Humanitas University, Rozzano-Milano, Italy.
Methods Mol Biol. 2023;2614:81-91. doi: 10.1007/978-1-0716-2914-7_6.
Tumor-associated macrophages (TAMs) play a key immunosuppressive role that limits the ability of the immune system to fight cancer and hinder the anti-tumoral efficacy of most treatments currently applied in the clinic. However, a key feature of macrophages is their phenotypical and functional plasticity, which called their attention as promising targets for therapeutic intervention based on their elimination or reprogramming toward M1-like cytotoxic effector cells, with anti-tumor functions.

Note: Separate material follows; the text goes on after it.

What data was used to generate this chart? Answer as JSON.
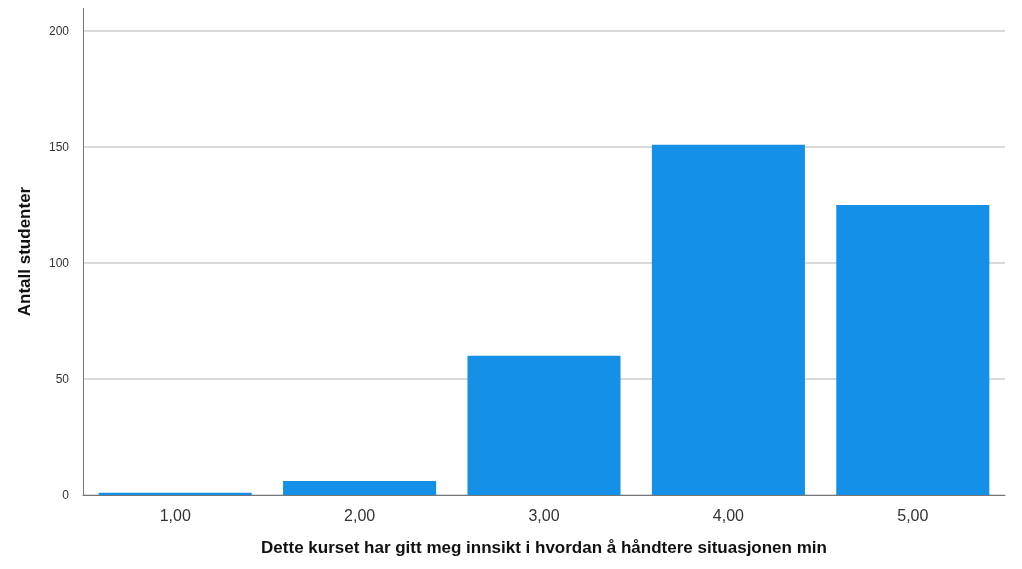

This polarization status of macrophages can be studied in terms of molecular markers and functional activities, using an appropriate combination of experimental methodologies, both in vitro and in vivo. Here we focus on describing in vitro protocols to isolate primary monocytes from buffy coats and to study macrophage phenotype and function, after exposure to new therapies, by a combination of flow cytometry, RT-PCR, and ELISA analysis. We also provide the methodology to evaluate in vitro the cytotoxic activity of treated macrophages toward cancer cells.

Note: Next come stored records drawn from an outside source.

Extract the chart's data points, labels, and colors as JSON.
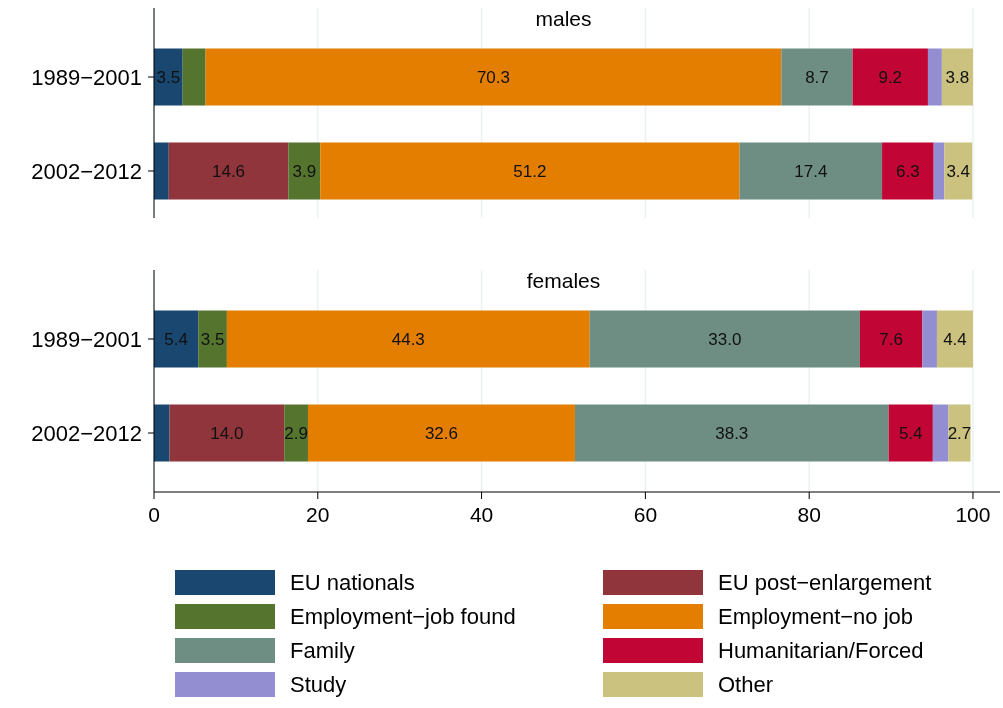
{
  "chart_data": [
    {
      "type": "bar",
      "title": "males",
      "orientation": "horizontal",
      "stacked": true,
      "categories": [
        "1989−2001",
        "2002−2012"
      ],
      "xlim": [
        0,
        103.3
      ],
      "xticks": [
        0,
        20,
        40,
        60,
        80,
        100
      ],
      "tick_labels": "y",
      "grid": "x",
      "legend": false,
      "series": [
        {
          "color": "#1a476f",
          "values": [
            3.5,
            1.8
          ],
          "value_labels": [
            "3.5",
            null
          ]
        },
        {
          "color": "#90353b",
          "values": [
            0,
            14.6
          ],
          "value_labels": [
            null,
            "14.6"
          ]
        },
        {
          "color": "#55752f",
          "values": [
            2.8,
            3.9
          ],
          "value_labels": [
            null,
            "3.9"
          ]
        },
        {
          "color": "#e37e00",
          "values": [
            70.3,
            51.2
          ],
          "value_labels": [
            "70.3",
            "51.2"
          ]
        },
        {
          "color": "#6e8e84",
          "values": [
            8.7,
            17.4
          ],
          "value_labels": [
            "8.7",
            "17.4"
          ]
        },
        {
          "color": "#c10534",
          "values": [
            9.2,
            6.3
          ],
          "value_labels": [
            "9.2",
            "6.3"
          ]
        },
        {
          "color": "#938dd2",
          "values": [
            1.7,
            1.3
          ],
          "value_labels": [
            null,
            null
          ]
        },
        {
          "color": "#cac27e",
          "values": [
            3.8,
            3.4
          ],
          "value_labels": [
            "3.8",
            "3.4"
          ]
        }
      ]
    },
    {
      "type": "bar",
      "title": "females",
      "orientation": "horizontal",
      "stacked": true,
      "categories": [
        "1989−2001",
        "2002−2012"
      ],
      "xlim": [
        0,
        103.3
      ],
      "xticks": [
        0,
        20,
        40,
        60,
        80,
        100
      ],
      "grid": "x",
      "legend": "bottom",
      "series": [
        {
          "name": "EU nationals",
          "color": "#1a476f",
          "values": [
            5.4,
            1.9
          ],
          "value_labels": [
            "5.4",
            null
          ]
        },
        {
          "name": "EU post−enlargement",
          "color": "#90353b",
          "values": [
            0,
            14.0
          ],
          "value_labels": [
            null,
            "14.0"
          ]
        },
        {
          "name": "Employment−job found",
          "color": "#55752f",
          "values": [
            3.5,
            2.9
          ],
          "value_labels": [
            "3.5",
            "2.9"
          ]
        },
        {
          "name": "Employment−no job",
          "color": "#e37e00",
          "values": [
            44.3,
            32.6
          ],
          "value_labels": [
            "44.3",
            "32.6"
          ]
        },
        {
          "name": "Family",
          "color": "#6e8e84",
          "values": [
            33.0,
            38.3
          ],
          "value_labels": [
            "33.0",
            "38.3"
          ]
        },
        {
          "name": "Humanitarian/Forced",
          "color": "#c10534",
          "values": [
            7.6,
            5.4
          ],
          "value_labels": [
            "7.6",
            "5.4"
          ]
        },
        {
          "name": "Study",
          "color": "#938dd2",
          "values": [
            1.8,
            1.9
          ],
          "value_labels": [
            null,
            null
          ]
        },
        {
          "name": "Other",
          "color": "#cac27e",
          "values": [
            4.4,
            2.7
          ],
          "value_labels": [
            "4.4",
            "2.7"
          ]
        }
      ]
    }
  ]
}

肿瘤相关巨噬细胞(TAMs)发挥着关键的免疫抑制作用,限制了免疫系统对抗癌症的能力,并阻碍了目前临床上应用的大多数治疗方法的抗肿瘤疗效。然而,巨噬细胞的一个关键特征是其表型和功能的可塑性,这使其成为基于消除或重编程为具有抗肿瘤功能的M1样细胞毒性效应细胞的治疗干预的有前景的靶点而受到关注。巨噬细胞的这种极化状态可以通过在体外和体内使用适当的实验方法组合,根据分子标志物和功能活性进行研究。在这里,我们重点描述从血沉棕黄层中分离原代单核细胞的体外方案,以及在接触新疗法后,通过流式细胞术、逆转录-聚合酶链反应(RT-PCR)和酶联免疫吸附测定(ELISA)分析相结合的方法来研究巨噬细胞的表型和功能。我们还提供了在体外评估经处理的巨噬细胞对癌细胞的细胞毒性活性的方法。